MySQL table design / architecture, table is too big

database-designMySQLschema

I have a MySQL DB that contains a lot of text, I'm fetching data from a website and inserting it into a table.

I'm using a SSD HD (100GB) for the DB and I'm out of space, I think that something in the table structure made it too big, I can't predict the size of all the columns so I'm using varchar\text\medium text for most of the fields. when I insert all the data to the DB I monitor the errors and when I see that a certain field is too small for the data I'm trying to insert I'm increasing the size of the field (e.g. from varchar(1000) to varchar(2000)).

until now I have about 1.8M~ rows, I think that I'm doing something wrong.

here is the structure of my table –

CREATE TABLE `PT` (
  `patID` int(11) NOT NULL,
  `Title` varchar(450) DEFAULT NULL,
  `IssueDate` date DEFAULT NULL,
  `NoFullText` tinyint(1) DEFAULT NULL,
  `Abstract` text,
  `ForeignReferences` varchar(15000) DEFAULT NULL,
  `CurrentUSClass` varchar(2200) DEFAULT NULL,
  `OtherReferences` mediumtext,
  `ForeignPrio` varchar(900) DEFAULT NULL,
  `CurrentIntlClass` varchar(3000) DEFAULT NULL,
  `AppNum` varchar(45) DEFAULT NULL,
  `AppDate` date DEFAULT NULL,
  `Assignee` varchar(300) DEFAULT NULL,
  `Inventors` varchar(1500) DEFAULT NULL,
  `RelatedUSAppData` text,
  `PrimaryExaminer` varchar(100) DEFAULT NULL,
  `AssistantExaminer` varchar(100) DEFAULT NULL,
  `AttorneyOrAgent` varchar(300) DEFAULT NULL,
  `ReferencedBy` text,
  `AssigneeName` varchar(150) DEFAULT NULL,
  `AssigneeState` varchar(80) DEFAULT NULL,
  `AssigneeCity` varchar(150) DEFAULT NULL,
  `InventorsName` varchar(800) DEFAULT NULL,
  `InventorsState` varchar(300) DEFAULT NULL,
  `InventorsCity` varchar(800) DEFAULT NULL,
  `Claims` mediumtext,
  `Description` mediumtext,
  `InsertionTime` datetime NOT NULL,
  `LastUpdatedOn` datetime NOT NULL,
  PRIMARY KEY (`patID`),
  UNIQUE KEY `patID_UNIQUE` (`patID`)
) ENGINE=MyISAM DEFAULT CHARSET=latin1;

what should I do? I have about 20% of the data (which means I'm going to need 350GB~ space) what is the performance impact here? should I divide the table into several tables over several HDs?
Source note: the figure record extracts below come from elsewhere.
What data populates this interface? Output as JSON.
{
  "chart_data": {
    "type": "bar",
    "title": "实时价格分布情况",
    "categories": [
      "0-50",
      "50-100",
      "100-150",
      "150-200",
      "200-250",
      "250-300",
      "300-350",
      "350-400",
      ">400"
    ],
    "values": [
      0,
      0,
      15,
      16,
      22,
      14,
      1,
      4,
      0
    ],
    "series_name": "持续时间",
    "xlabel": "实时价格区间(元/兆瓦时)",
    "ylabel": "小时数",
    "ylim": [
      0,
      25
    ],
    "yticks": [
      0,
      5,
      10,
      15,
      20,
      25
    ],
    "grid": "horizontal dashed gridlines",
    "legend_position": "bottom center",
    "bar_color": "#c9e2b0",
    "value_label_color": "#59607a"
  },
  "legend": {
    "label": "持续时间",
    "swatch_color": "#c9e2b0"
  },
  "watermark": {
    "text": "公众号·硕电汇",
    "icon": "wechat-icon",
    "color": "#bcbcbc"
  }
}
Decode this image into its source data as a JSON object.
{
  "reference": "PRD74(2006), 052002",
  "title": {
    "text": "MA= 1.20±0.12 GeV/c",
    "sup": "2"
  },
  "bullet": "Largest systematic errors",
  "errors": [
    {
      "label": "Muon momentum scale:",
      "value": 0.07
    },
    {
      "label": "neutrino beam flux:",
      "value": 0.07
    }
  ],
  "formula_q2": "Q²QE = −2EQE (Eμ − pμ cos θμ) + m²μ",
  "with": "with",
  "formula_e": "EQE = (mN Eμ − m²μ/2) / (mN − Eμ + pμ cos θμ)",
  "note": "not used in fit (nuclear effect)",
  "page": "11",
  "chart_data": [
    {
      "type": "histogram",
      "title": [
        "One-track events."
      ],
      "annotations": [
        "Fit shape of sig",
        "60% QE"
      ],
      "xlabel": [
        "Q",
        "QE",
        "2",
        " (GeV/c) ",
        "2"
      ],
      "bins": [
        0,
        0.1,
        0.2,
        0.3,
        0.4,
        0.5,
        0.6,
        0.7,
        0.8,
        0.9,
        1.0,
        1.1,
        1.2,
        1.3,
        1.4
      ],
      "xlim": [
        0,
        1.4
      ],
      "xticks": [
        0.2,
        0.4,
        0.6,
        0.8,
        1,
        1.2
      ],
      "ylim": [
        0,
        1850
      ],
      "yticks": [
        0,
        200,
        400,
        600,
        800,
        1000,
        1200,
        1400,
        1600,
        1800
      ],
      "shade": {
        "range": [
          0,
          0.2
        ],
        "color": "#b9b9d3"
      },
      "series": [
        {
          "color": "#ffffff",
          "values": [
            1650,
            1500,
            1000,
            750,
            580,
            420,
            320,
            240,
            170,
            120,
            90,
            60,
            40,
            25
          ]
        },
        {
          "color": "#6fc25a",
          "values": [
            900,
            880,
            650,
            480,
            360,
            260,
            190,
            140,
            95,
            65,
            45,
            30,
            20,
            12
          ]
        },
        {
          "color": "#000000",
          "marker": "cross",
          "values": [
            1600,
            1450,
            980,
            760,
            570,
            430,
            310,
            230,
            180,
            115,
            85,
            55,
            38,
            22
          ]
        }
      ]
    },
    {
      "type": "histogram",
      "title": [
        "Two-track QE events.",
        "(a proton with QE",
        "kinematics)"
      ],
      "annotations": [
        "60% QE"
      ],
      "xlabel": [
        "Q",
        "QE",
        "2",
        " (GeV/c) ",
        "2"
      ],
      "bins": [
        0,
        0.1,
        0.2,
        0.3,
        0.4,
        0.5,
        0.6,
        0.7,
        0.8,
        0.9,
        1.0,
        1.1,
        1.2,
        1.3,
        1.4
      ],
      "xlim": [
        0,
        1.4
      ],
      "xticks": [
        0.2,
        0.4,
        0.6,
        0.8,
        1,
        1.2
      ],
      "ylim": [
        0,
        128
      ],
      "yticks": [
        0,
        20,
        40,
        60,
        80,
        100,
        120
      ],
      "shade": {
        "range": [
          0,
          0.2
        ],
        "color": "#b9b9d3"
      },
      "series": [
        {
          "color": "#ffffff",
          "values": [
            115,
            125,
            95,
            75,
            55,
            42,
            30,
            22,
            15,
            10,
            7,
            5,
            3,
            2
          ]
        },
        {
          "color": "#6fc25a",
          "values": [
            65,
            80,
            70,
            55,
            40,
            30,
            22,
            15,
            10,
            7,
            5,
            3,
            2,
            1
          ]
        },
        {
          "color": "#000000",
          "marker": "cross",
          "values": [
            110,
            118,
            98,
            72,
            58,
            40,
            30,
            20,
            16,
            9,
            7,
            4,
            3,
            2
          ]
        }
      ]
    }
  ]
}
I'm going to use sphinx to index and query the data in the end.

should I partition the table and use another disk for the partitioned table? will it help to create several tables out of this one? what would be the best way of doing so?

most of the queries will be SELECT, I'm going to search on about 4-5 text columns in this table (full text search + Sphinx).

Thanks!

Best Answer

Well first there is no way that all of this should ever be in one table. You need related tables for information such as Assignee and Inventor. Please read about normalization.

But in reality are you sure that mysql is the way to go for this since you seem mostly to want to search on data that is not always in the same form. Personally, for this type of thing I would look at NoSQL databases for the text parts in conjuction with a relational database for the data that is easy to describe and determine the size of.